¡Don DeLillo! ¡Mi primer Don DeLillo! Sinceramente, he leído
la novela porque David Cronenberg ha basado su última película en ella. La película se ha estrenado en el Festival de Cannes y tiene reseñas
enfrentadas (lo cual es estupendo, por supuesto). DeLillo tiene fama de autor
primordial y en la cumbre de las letras norteamericanas. También de retratista
acerado de la postmodernidad, y, por lo que veo en Cosmópolis, de forma merecida.
Cosmópolis es la
odisea absurda de Eric Packer, joven millonario inversor que decide un buen día
ir a cortarse el pelo al otro extremo de Nueva York en su limusina proustificada.
En su coche va siguiendo la cotización del yen, en el que está invirtiendo
fuertemente a pesar de su descenso continuado en el mercado de divisas,
mientras diferentes episodios entre lo lisérgico y lo onírico se suceden: de
una visita inesperada a su amante a sus conversaciones con su directora de
estrategia, pasando por una manifestación antiglobalización en la ciudad.

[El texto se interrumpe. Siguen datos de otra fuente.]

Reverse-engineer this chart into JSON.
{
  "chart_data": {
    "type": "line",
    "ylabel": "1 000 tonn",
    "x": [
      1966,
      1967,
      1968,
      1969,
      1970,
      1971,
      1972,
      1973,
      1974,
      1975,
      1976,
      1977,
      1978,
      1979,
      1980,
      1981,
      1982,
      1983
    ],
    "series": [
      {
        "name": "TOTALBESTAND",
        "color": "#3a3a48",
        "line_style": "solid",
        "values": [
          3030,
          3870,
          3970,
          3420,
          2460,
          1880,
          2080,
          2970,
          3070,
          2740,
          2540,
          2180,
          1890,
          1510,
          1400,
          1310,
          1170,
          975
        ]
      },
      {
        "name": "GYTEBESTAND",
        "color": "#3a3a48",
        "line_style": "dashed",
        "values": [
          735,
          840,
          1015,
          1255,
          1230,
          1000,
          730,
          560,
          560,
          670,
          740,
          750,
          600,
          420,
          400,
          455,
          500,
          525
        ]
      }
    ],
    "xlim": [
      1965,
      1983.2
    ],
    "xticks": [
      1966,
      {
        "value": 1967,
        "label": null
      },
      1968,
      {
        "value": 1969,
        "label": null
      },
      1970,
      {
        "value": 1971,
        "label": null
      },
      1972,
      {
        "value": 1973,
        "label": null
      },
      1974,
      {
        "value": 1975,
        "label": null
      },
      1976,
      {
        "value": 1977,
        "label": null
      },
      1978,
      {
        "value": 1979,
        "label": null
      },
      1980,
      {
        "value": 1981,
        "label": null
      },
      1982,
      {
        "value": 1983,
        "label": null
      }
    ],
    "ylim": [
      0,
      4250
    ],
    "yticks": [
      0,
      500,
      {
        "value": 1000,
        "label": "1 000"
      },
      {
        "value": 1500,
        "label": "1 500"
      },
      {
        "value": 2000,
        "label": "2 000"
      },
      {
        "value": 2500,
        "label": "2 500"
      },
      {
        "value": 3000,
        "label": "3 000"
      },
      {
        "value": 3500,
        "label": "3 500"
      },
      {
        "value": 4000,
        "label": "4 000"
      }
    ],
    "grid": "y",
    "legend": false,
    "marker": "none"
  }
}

En la tradición judeocristiana el corte de pelo acaba simbólicamente con la fuerza del macho (vía)
DeLillo dibuja el caos obvio de la modernidad en un tono
libre y despegado de la crónica realista; en su experiencia en este libro no
aparecen las drogas o el alcohol como motor de acción o conocimiento (aunque
pensar en Burroughs o Thompson como influencias es posible). Estos motores son
el puro desmán (y avaricia) socioeconómico en un entorno incomprensible para
los personajes que lo habitan, y el sexo, siempre de satisfacción
exclusivamente inmediata y paradigma de la falta de placer en el mundo, aunque
esto no sea presentado como drama ya que tampoco hay tiempo para ello.
Frente a un narrador más desatado como Palahniuk (no sé si
mirarme el ver al bueno de Chuck por todas partes), de cuya influencia sobre Cosmópolis (2003) es lícito dudar ya
que para cuando apareció Fight Club (1996)

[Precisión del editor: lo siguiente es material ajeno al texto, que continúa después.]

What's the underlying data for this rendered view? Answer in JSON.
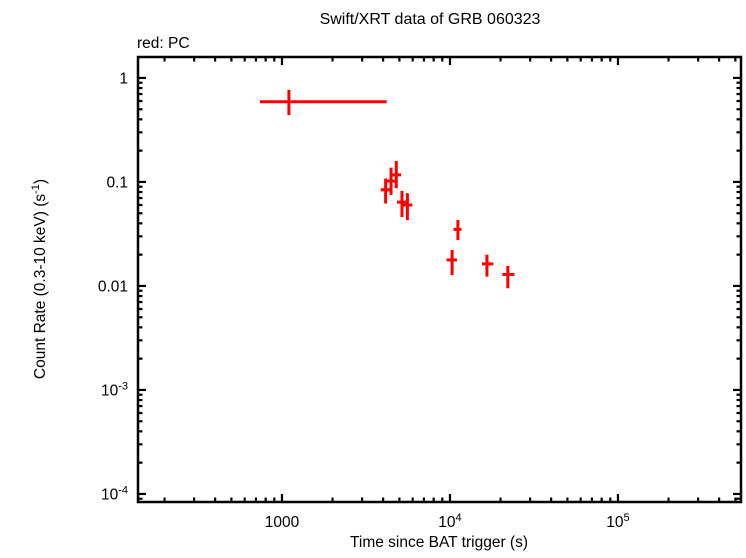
{
  "header": {
    "title": "Swift/XRT data of GRB 060323",
    "legend": "red: PC"
  },
  "chart_data": {
    "type": "scatter",
    "title": "Swift/XRT data of GRB 060323",
    "legend_label": "red: PC",
    "xlabel": "Time since BAT trigger (s)",
    "ylabel": "Count Rate (0.3-10 keV) (s-1)",
    "ylabel_parts": [
      {
        "t": "Count Rate (0.3-10 keV) (s"
      },
      {
        "t": "-1",
        "sup": true
      },
      {
        "t": ")"
      }
    ],
    "x_scale": "log",
    "y_scale": "log",
    "xlim": [
      139,
      540000
    ],
    "ylim": [
      8.37e-05,
      1.59
    ],
    "grid": false,
    "x_ticks": [
      {
        "v": 1000,
        "parts": [
          {
            "t": "1000"
          }
        ]
      },
      {
        "v": 10000,
        "parts": [
          {
            "t": "10"
          },
          {
            "t": "4",
            "sup": true
          }
        ]
      },
      {
        "v": 100000,
        "parts": [
          {
            "t": "10"
          },
          {
            "t": "5",
            "sup": true
          }
        ]
      }
    ],
    "y_ticks": [
      {
        "v": 1,
        "parts": [
          {
            "t": "1"
          }
        ]
      },
      {
        "v": 0.1,
        "parts": [
          {
            "t": "0.1"
          }
        ]
      },
      {
        "v": 0.01,
        "parts": [
          {
            "t": "0.01"
          }
        ]
      },
      {
        "v": 0.001,
        "parts": [
          {
            "t": "10"
          },
          {
            "t": "-3",
            "sup": true
          }
        ]
      },
      {
        "v": 0.0001,
        "parts": [
          {
            "t": "10"
          },
          {
            "t": "-4",
            "sup": true
          }
        ]
      }
    ],
    "series": [
      {
        "name": "PC",
        "color": "#ff0000",
        "marker": "error-bar-cross",
        "points": [
          {
            "t": 1100,
            "t_lo": 740,
            "t_hi": 4200,
            "rate": 0.59,
            "rate_lo": 0.44,
            "rate_hi": 0.77
          },
          {
            "t": 4140,
            "t_lo": 3870,
            "t_hi": 4430,
            "rate": 0.084,
            "rate_lo": 0.062,
            "rate_hi": 0.108
          },
          {
            "t": 4460,
            "t_lo": 4170,
            "t_hi": 4770,
            "rate": 0.102,
            "rate_lo": 0.075,
            "rate_hi": 0.137
          },
          {
            "t": 4790,
            "t_lo": 4480,
            "t_hi": 5120,
            "rate": 0.117,
            "rate_lo": 0.087,
            "rate_hi": 0.159
          },
          {
            "t": 5180,
            "t_lo": 4840,
            "t_hi": 5540,
            "rate": 0.064,
            "rate_lo": 0.046,
            "rate_hi": 0.082
          },
          {
            "t": 5580,
            "t_lo": 5220,
            "t_hi": 5970,
            "rate": 0.06,
            "rate_lo": 0.043,
            "rate_hi": 0.078
          },
          {
            "t": 10300,
            "t_lo": 9550,
            "t_hi": 11000,
            "rate": 0.0178,
            "rate_lo": 0.0127,
            "rate_hi": 0.0222
          },
          {
            "t": 11150,
            "t_lo": 10500,
            "t_hi": 11700,
            "rate": 0.035,
            "rate_lo": 0.0276,
            "rate_hi": 0.043
          },
          {
            "t": 16600,
            "t_lo": 15500,
            "t_hi": 18100,
            "rate": 0.0163,
            "rate_lo": 0.0123,
            "rate_hi": 0.02
          },
          {
            "t": 22100,
            "t_lo": 20500,
            "t_hi": 24200,
            "rate": 0.0129,
            "rate_lo": 0.0095,
            "rate_hi": 0.0156
          }
        ]
      }
    ],
    "colors": {
      "data": "#ff0000",
      "axis": "#000000",
      "background": "#ffffff"
    }
  }
}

DeLillo ya llevaba mucho tiempo en la literatura, Cosmópolis se centra en la peripecia aparentemente única de un
personaje central que vive con intensidad un desorden físico y mental asociado
a estructuras que fueron creadas por individuos que ahora no las entienden.

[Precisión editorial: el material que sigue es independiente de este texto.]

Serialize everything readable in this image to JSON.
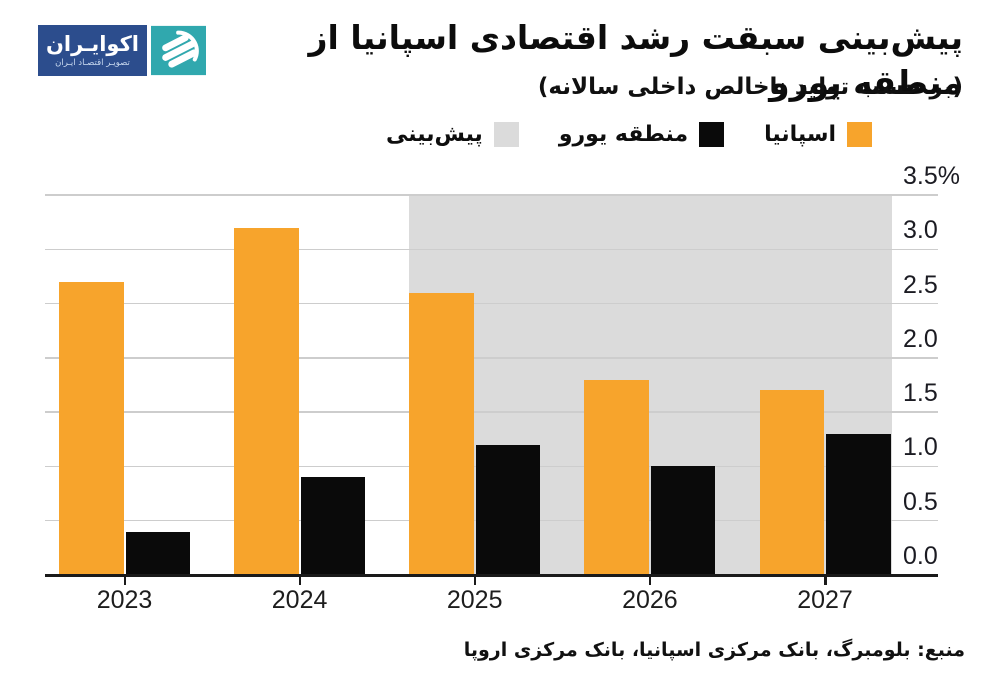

Para Packer no hay salida, sino un destino claro ya desde el primer tercio del
libro, que avanza extrañando al protagonista tanto como al lector, retorciendo
el hilo argumental y rompiendo la continuidad. No es por ello una lectura
sencilla, pues apela con facilidad al subconsciente con que también podemos
interpretar el mundo, y propone al lector una dimensión en la lectura distinta
a una narración convencional.
Quiero hoy destacar dos textos, dado el sentido que
adquieren en el contexto en que estamos. En el primero, Packer habla con su
ideóloga, que es crítica con el sistema. En el segundo, la juzga. Lo hace
lanzando un dardo a los movimientos antiglobalización, cuyo paralelismo en esta
década serían los indignados. Al leerlo, dan ganas de repensar mucho.
-Queremos pensar en el
arte de hacer dinero –dijo ella. Estaba sentada en el asiento de atrás, el suyo,
el sillón del fondo. Él la miró y siguió a la espera
-Los griegos tienen un
término para designarlo.
Siguió esperando
-Crematística –dijo
ella-. Pero es un término al que debemos dar cierto margen, adaptarlo a la
situación actual. Porque el dinero ha dado un vuelco. Toda la riqueza ha pasado
a ser riqueza por y para sí. No existe otra clase de riqueza si de veras es
inmensa. El dinero ha perdido sus cualidades narrativas, tal como le sucediera
a la pintura hace ya tiempo. El dinero habla sólo para sí mismo.
-La cultura del
mercado es total. Genera a esos hombres y mujeres. Son necesarios para el
sistema que desprecian. Lo dotan de energía y concreción. El impulso que los
mueve pertenece al mercado. Son producto de cambio en los distintos mercados
del mundo. Por eso mismo existen, para refortalecer y perpetuar el sistema.